PHILADELPHIA –- Female baboons who have strong social relationships with other females give birth to offspring who are much more likely to survive to adulthood than baboons reared by less social mothers, according to a new study by researchers at the University of Pennsylvania, the University of California, Los Angeles, and others. The results support a growing body of research on humans — especially women — indicating that strong social networks are crucially important to health and reduced stress.
Offspring from the most social mothers turned out to be about one-and-a-half times more likely to survive to adulthood than offspring from the least social mothers.
The findings are significant because "survivorship to reproduction is the gold standard in evolutionary biology," said co-author Dorothy Cheney, professor in the Department of Biology in Penn’s School of Arts and Sciences. “Females who raise offspring to a reproductive age are more likely see their genes pass along, so these findings demonstrate an evolutionary advantage to strong relationships with other females. In evolutionary terms, social moms are the fittest moms, at least when it comes to baboons."
Additional research is needed to determine how the female bonds improve infant survival, but it may have to do with such stress hormones as cortisol, said Joan Silk, the study's lead author and a UCLA professor of anthropology. Research has shown that prolonged elevations of stress hormones in primates can lead to cardiovascular disease and other serious health problems. Research has also shown that grooming tends to lower these stress hormones in baboons.

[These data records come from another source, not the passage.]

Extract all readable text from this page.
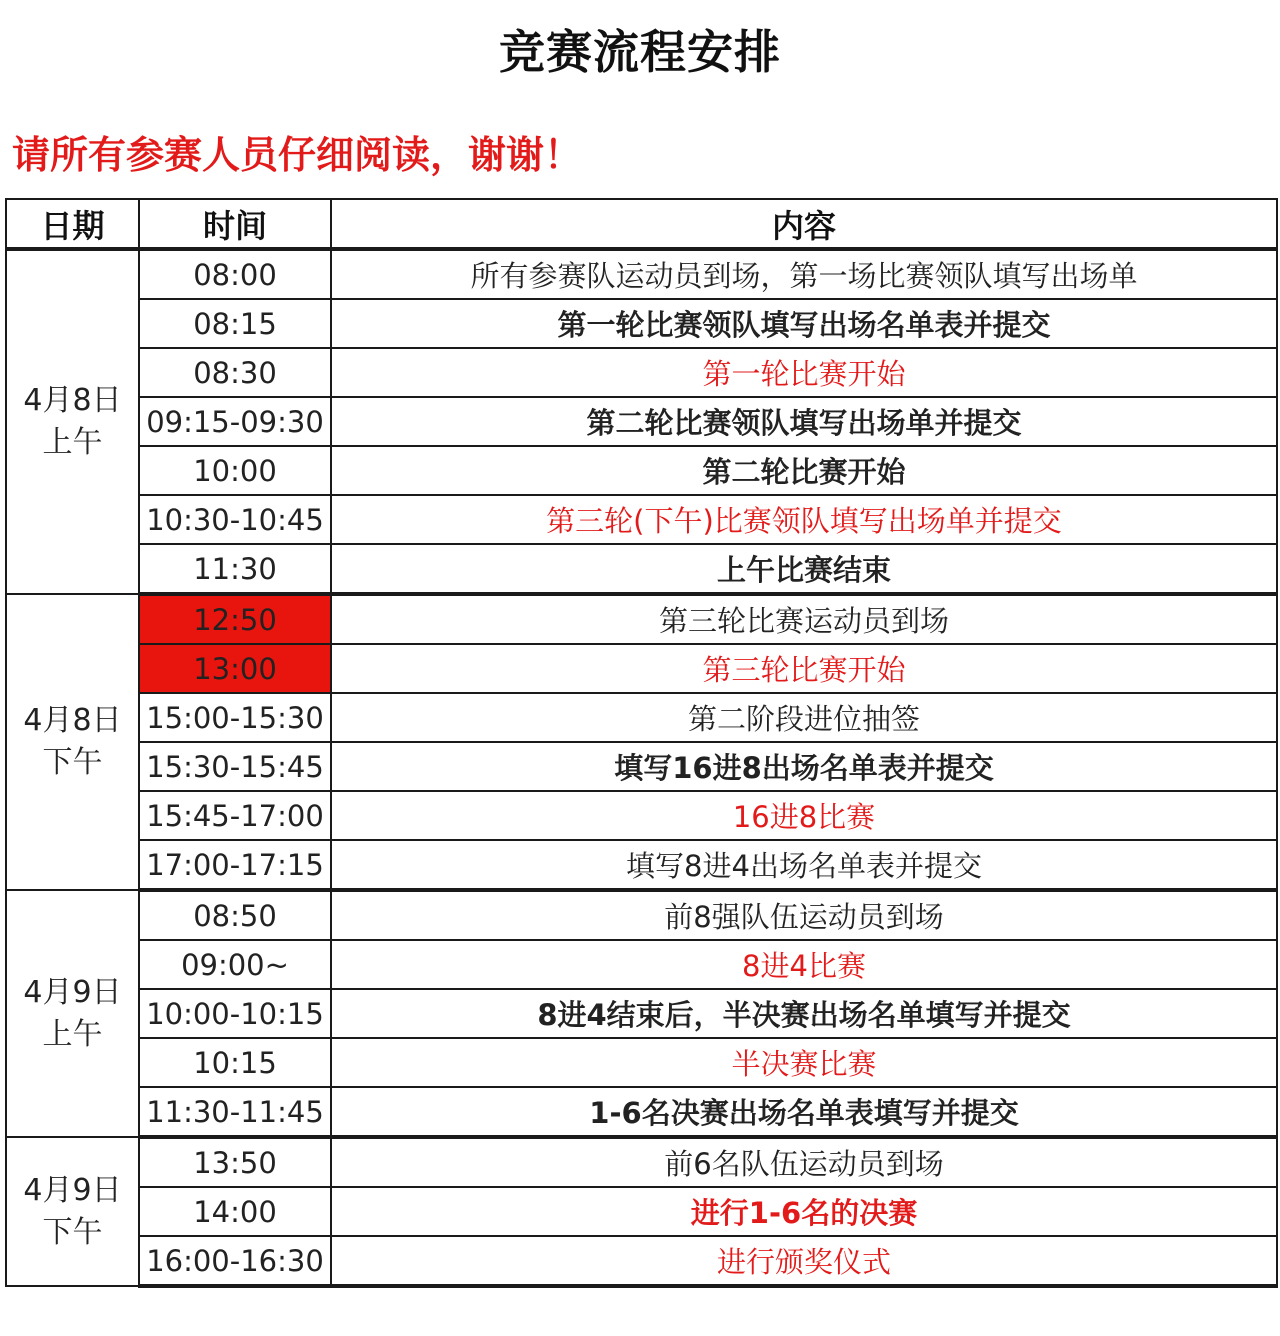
竞赛流程安排
请所有参赛人员仔细阅读，谢谢！
日期	时间	内容

4月8日
上午	08:00	所有参赛队运动员到场，第一场比赛领队填写出场单
	08:15	第一轮比赛领队填写出场名单表并提交
	08:30	第一轮比赛开始
	09:15-09:30	第二轮比赛领队填写出场单并提交
	10:00	第二轮比赛开始
	10:30-10:45	第三轮(下午)比赛领队填写出场单并提交
	11:30	上午比赛结束

4月8日
下午	12:50	第三轮比赛运动员到场
	13:00	第三轮比赛开始
	15:00-15:30	第二阶段进位抽签
	15:30-15:45	填写16进8出场名单表并提交
	15:45-17:00	16进8比赛
	17:00-17:15	填写8进4出场名单表并提交

4月9日
上午	08:50	前8强队伍运动员到场
	09:00~	8进4比赛
	10:00-10:15	8进4结束后，半决赛出场名单填写并提交
	10:15	半决赛比赛
	11:30-11:45	1-6名决赛出场名单表填写并提交

4月9日
下午	13:50	前6名队伍运动员到场
	14:00	进行1-6名的决赛
	16:00-16:30	进行颁奖仪式
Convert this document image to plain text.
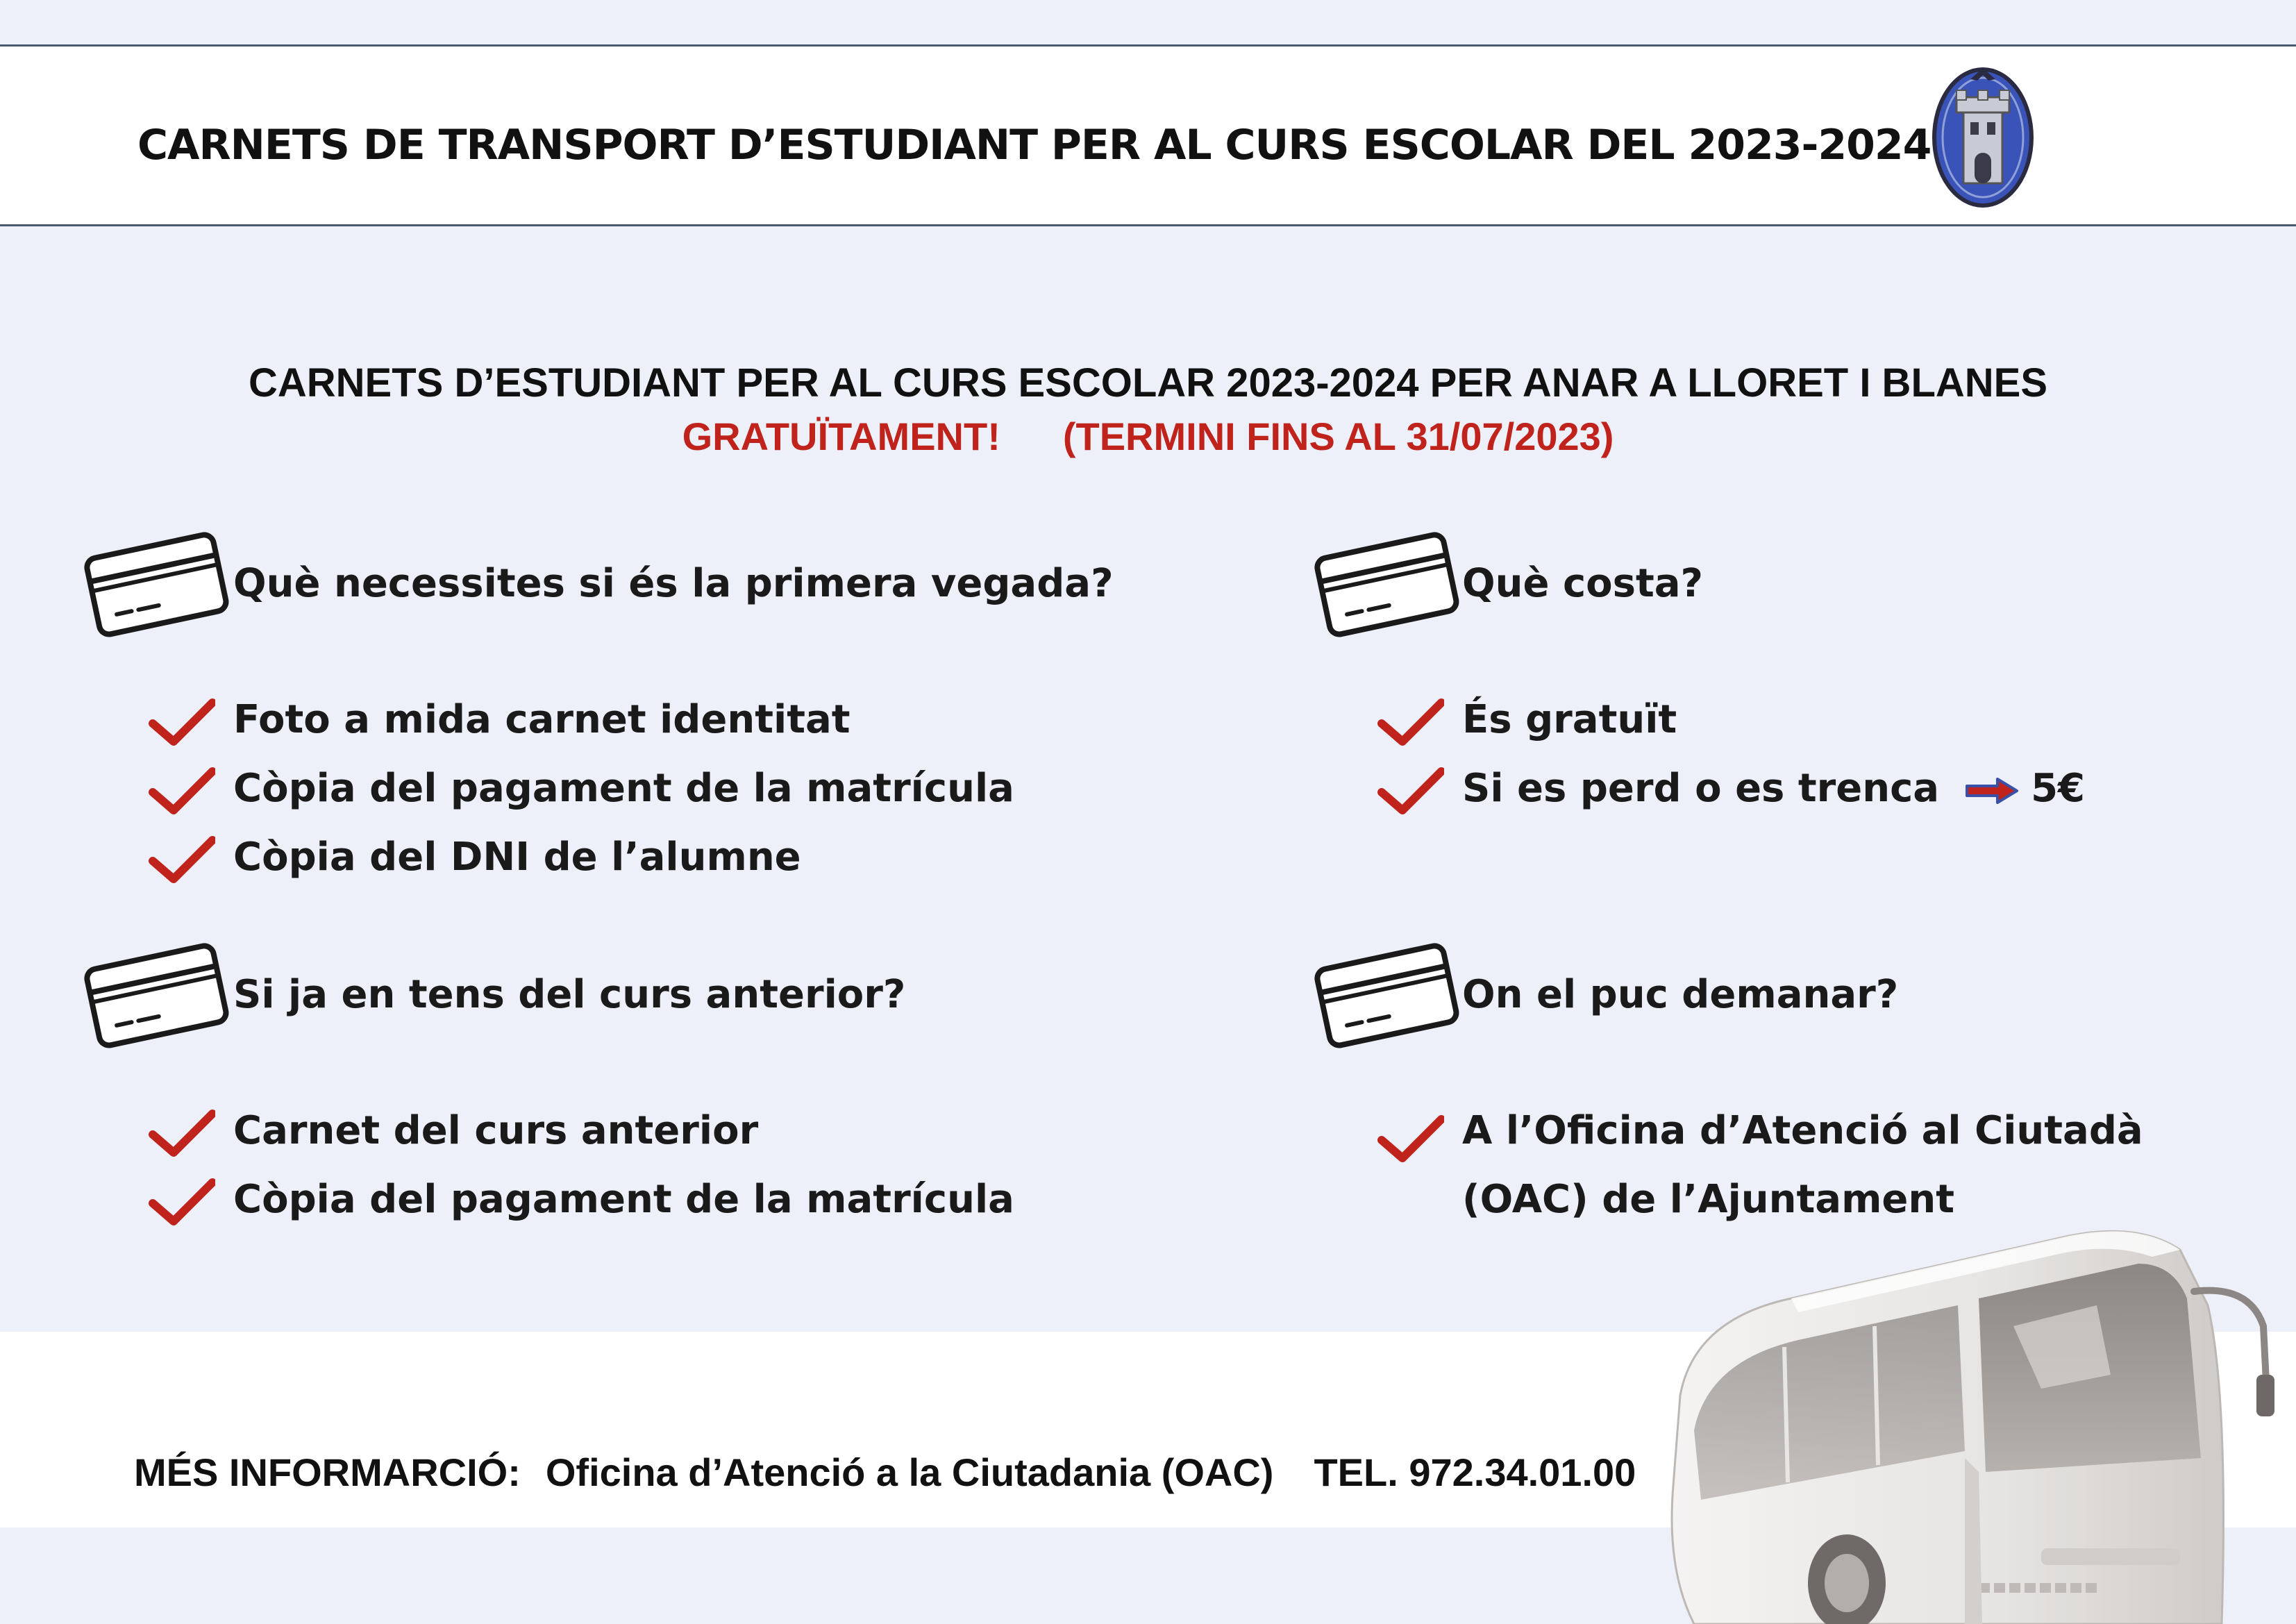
CARNETS DE TRANSPORT D’ESTUDIANT PER AL CURS ESCOLAR DEL 2023-2024
CARNETS D’ESTUDIANT PER AL CURS ESCOLAR 2023-2024 PER ANAR A LLORET I BLANES
GRATUÏTAMENT! (TERMINI FINS AL 31/07/2023)
Què necessites si és la primera vegada?
Foto a mida carnet identitat
Còpia del pagament de la matrícula
Còpia del DNI de l’alumne
Si ja en tens del curs anterior?
Carnet del curs anterior
Còpia del pagament de la matrícula
Què costa?
És gratuït
Si es perd o es trenca 5€
On el puc demanar?
A l’Oficina d’Atenció al Ciutadà
(OAC) de l’Ajuntament
MÉS INFORMARCIÓ: Oficina d’Atenció a la Ciutadania (OAC) TEL. 972.34.01.00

"Our research suggests that somehow there is a link between the kind of social relationships you form and the natural, normal stresses that occur in everyday life, and that seems to have -- at least in baboons -- a long-term effect on reproductive success," Silk said.
The strongest social bonds were measured between mothers and adult daughters, followed by sisters and all other potential relationships, including aunts, nieces, cousins and baboons with no familial ties. Bonds between mothers and adult daughters proved to be three times stronger than those between sisters and 10 times stronger than relationships with other females.
"The benefit comes not from being wildly social. It's about having close social bonds," said Cheney, who runs the Moremi baboon-tracking project with Robert M. Seyfarth, Penn psychology professor.
To hear a Robert Seyfarth lecture on the study, given at the University of Delaware in May 2009, visit http://www.ums.udel.edu/podcast/watch?c=244.
The study, appearing online in the Proceedings of the Royal Society B, was conducted by researchers from Penn, UCLA, the University of Michigan and the University of St. Andrews and analyzed 17 years of records on more than 66 adult female baboons in the Moremi Game Reserve, a 2,000-square-mile national park in Botswana.
Conducted in the field by primatologists who tracked the baboons six days a week, 12 months a year from 1 year of age through sexual maturity at age 5, the study analyzed the sex and survival rates of baboon offspring, as well as telling details of the mothers' social lives, including their ranking within the group as measured by the direction of approach/retreat interactions and the amount of social interactions they had with each of the group's other females.
It provides the first direct evidence that social relationships among female baboons convey fitness benefits. In a group of free-ranging baboons, the offspring of females who formed strong social bonds with other females survived at higher rates and lived significantly longer than the offspring of females who formed weaker social bonds. Importantly, these survival benefits were independent of maternal dominance rank and number of kin and extended into offspring adulthood.
These effects held even when researchers controlled for the class of social relationship. In particular, females who formed stronger bonds with their mothers and adult daughters experienced higher offspring-survival rates than females who formed weaker bonds with these relatives. For females lacking mothers or adult daughters, offspring survival was closely linked to bonds between maternal sisters. Although the causes of this higher offspring survival are not yet known, it seems that natural selection has favored females who are able to form strong, long-term bonds with other females.
"If you're a baboon, the strength of your mother's relationship with other females is the best predictor of whether you'll live to have children yourself," Silk said. "The study adds to mounting evidence of the biological benefits of close relationships among females."
Primates are unusual among animals because they establish highly differentiated bonds with other group members. Such bonds are particularly pronounced among females in species like baboons, where females remain in their natal groups throughout their lives and maintain close bonds with their close female relatives. Although females’
relationships with other females seem to confer a number of short-term benefits, the long-term consequences of social bonds among adult females have not been well established.
In humans, greater social integration is generally associated with reduced mortality and better physical and mental health, particularly for women. As with baboons, the strength and quality of these bonds are more important than their number. Similarly, the help that women receive from their own mothers and adult daughters (the “grandmother” effect)
appears to have a significant influence on offspring fitness.
“It therefore seems possible that the capacity and motivation to establish and nurture close social relationships with other females have been under strong selective pressure in the primate lineage for many millions of years,” Cheney said.
The research was funded by the National Geographic Foundation, the Research Foundation of the University of Pennsylvania, the Institute for Research in Cognitive Science at the University of Pennsylvania, the National Institutes of Health and the National Science Foundation.